Spike A is perfect, but its size is the same on the Alexa graph as future traffic in September 2013, whereas according to GA, we don’t hit traffic like this until Ocbober/November 2013.
Spike B is matched again, but this time the GA spike towers over the Alexa graph and again with spike C, although the dip and subsequent spike is matched perfectly. This happens once more with spike D.
Broadly speaking, traffic peaks and troughs seem to match pretty well. The only discrepancy is the scale of the graph. With Alexa, the traffic increases are, in general, disproportionate. But we should expect this, as Alexa’s metrics are not traffic related, but ‘reach’ related.

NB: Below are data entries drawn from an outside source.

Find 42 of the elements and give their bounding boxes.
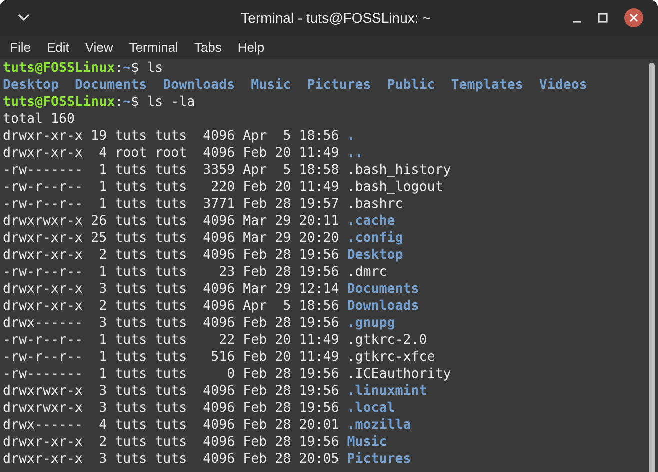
listing-row: -rw-r--r-- 1 tuts tuts 220 Feb 20 11:49 .bash_logout — [3, 179, 444, 196]
directory-name: Templates — [451, 77, 524, 94]
listing-row: drwx------ 3 tuts tuts 4096 Feb 28 19:56 .gnupg — [3, 315, 396, 332]
menu-item[interactable]: Tabs — [186, 38, 230, 58]
menu-item[interactable]: View — [77, 38, 122, 58]
maximize-icon[interactable] — [598, 13, 608, 23]
directory-name: Videos — [539, 77, 588, 94]
listing-row: drwxr-xr-x 19 tuts tuts 4096 Apr 5 18:56 . — [3, 128, 356, 145]
directory-name: Downloads — [163, 77, 236, 94]
listing-row: drwxr-xr-x 4 root root 4096 Feb 20 11:49 .. — [3, 145, 364, 162]
listing-row: drwxr-xr-x 3 tuts tuts 4096 Mar 29 12:14 Documents — [3, 281, 420, 298]
listing-row: drwxrwxr-x 26 tuts tuts 4096 Mar 29 20:11 .cache — [3, 213, 396, 230]
window-title: Terminal - tuts@FOSSLinux: ~ — [241, 8, 431, 28]
output-line: total 160 — [3, 111, 76, 128]
directory-name: Documents — [75, 77, 148, 94]
menu-item[interactable]: Help — [230, 38, 273, 58]
menu-item[interactable]: Terminal — [121, 38, 186, 58]
listing-row: drwxr-xr-x 2 tuts tuts 4096 Feb 28 19:56 Desktop — [3, 247, 404, 264]
listing-row: drwxr-xr-x 25 tuts tuts 4096 Mar 29 20:20 .config — [3, 230, 404, 247]
directory-name: Music — [251, 77, 292, 94]
listing-row: drwxrwxr-x 3 tuts tuts 4096 Feb 28 19:56 .local — [3, 400, 396, 417]
menu-item[interactable]: File — [2, 38, 39, 58]
directory-name: Public — [387, 77, 436, 94]
listing-row: drwxr-xr-x 2 tuts tuts 4096 Apr 5 18:56 Downloads — [3, 298, 420, 315]
listing-row: drwx------ 4 tuts tuts 4096 Feb 28 20:01 .mozilla — [3, 417, 412, 434]
close-icon[interactable] — [624, 8, 644, 28]
listing-row: -rw------- 1 tuts tuts 0 Feb 28 19:56 .ICEauthority — [3, 366, 452, 383]
listing-row: drwxr-xr-x 3 tuts tuts 4096 Feb 28 20:05 Pictures — [3, 451, 412, 468]
menu-item[interactable]: Edit — [38, 38, 78, 58]
directory-name: Pictures — [307, 77, 372, 94]
listing-row: -rw-r--r-- 1 tuts tuts 516 Feb 20 11:49 .gtkrc-xfce — [3, 349, 436, 366]
listing-row: -rw-r--r-- 1 tuts tuts 3771 Feb 28 19:57 .bashrc — [3, 196, 404, 213]
listing-row: -rw------- 1 tuts tuts 3359 Apr 5 18:58 .bash_history — [3, 162, 452, 179]
scrollbar[interactable] — [645, 59, 658, 472]
listing-row: -rw-r--r-- 1 tuts tuts 22 Feb 20 11:49 .gtkrc-2.0 — [3, 332, 428, 349]
chevron-down-icon[interactable] — [18, 14, 30, 22]
command-line: tuts@FOSSLinux:~$ ls -la — [3, 94, 196, 111]
listing-row: drwxrwxr-x 3 tuts tuts 4096 Feb 28 19:56 .linuxmint — [3, 383, 428, 400]
listing-row: -rw-r--r-- 1 tuts tuts 23 Feb 28 19:56 .dmrc — [3, 264, 388, 281]
directory-name: Desktop — [3, 77, 60, 94]
listing-row: drwxr-xr-x 2 tuts tuts 4096 Feb 28 19:56 Music — [3, 434, 388, 451]
command-line: tuts@FOSSLinux:~$ ls — [3, 60, 164, 77]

The analytics from Alexa is gathered from ‘thousands’ of plugins. A site’s metrics are based on how your site compares to all the others.
The Alexa Traffic Rank of a given website isn’t determined solely by the traffic to that site, but takes into account the traffic to all sites and ranks sites relative to each other. Since your site is ranked relative to other sites, changes in traffic to other sites affect your site’s rank.
So, if your traffic goes up by 10%, but all the sites above you increase theirs by 20%, Alexa will show a drop in traffic on their graphs.
Results for 2 mostly mimicked site 1: peaks and troughs mainly mirrored, but the overall scale of the graph looked a little off. So, I decided to overlay the 2 site’s Alexa graphs and their 2 GA graphs. This, I’m afraid was harder to do than it sounds.
Whilst site 1 and site 2 have similar traffic levels, the spikes in site 1 throw the scales out a bit. Whilst this was easy to compensate for with GA, with Alexa it was tricky. Alexa graphs use a logarithmic axis to denote reach, and when I scale the image in Photoshop it does this by default in a linear fashion. I would have had to distort the image to get it to play ball and match up the lines, and perhaps I shall one day, but for now, we’ll have to live with a graph whose axes are slightly out.
As you can see, blue (site 1) is regularly above red (site 2) and the period from January-June is shown as a big disparity between the sites. The period from August to December is shown on Alexa as a big increase for blue, but in reality the blue site on trounces the red in real life by mammoth spikes in traffic.
1. Alexa will show which site is ahead of another one, but don’t expect the differences to be as marked as they are in the graph
2. Alexa will show most peaks and troughs of all sites.
3. Alexa is not a proper analytics tool. Please use responsibly.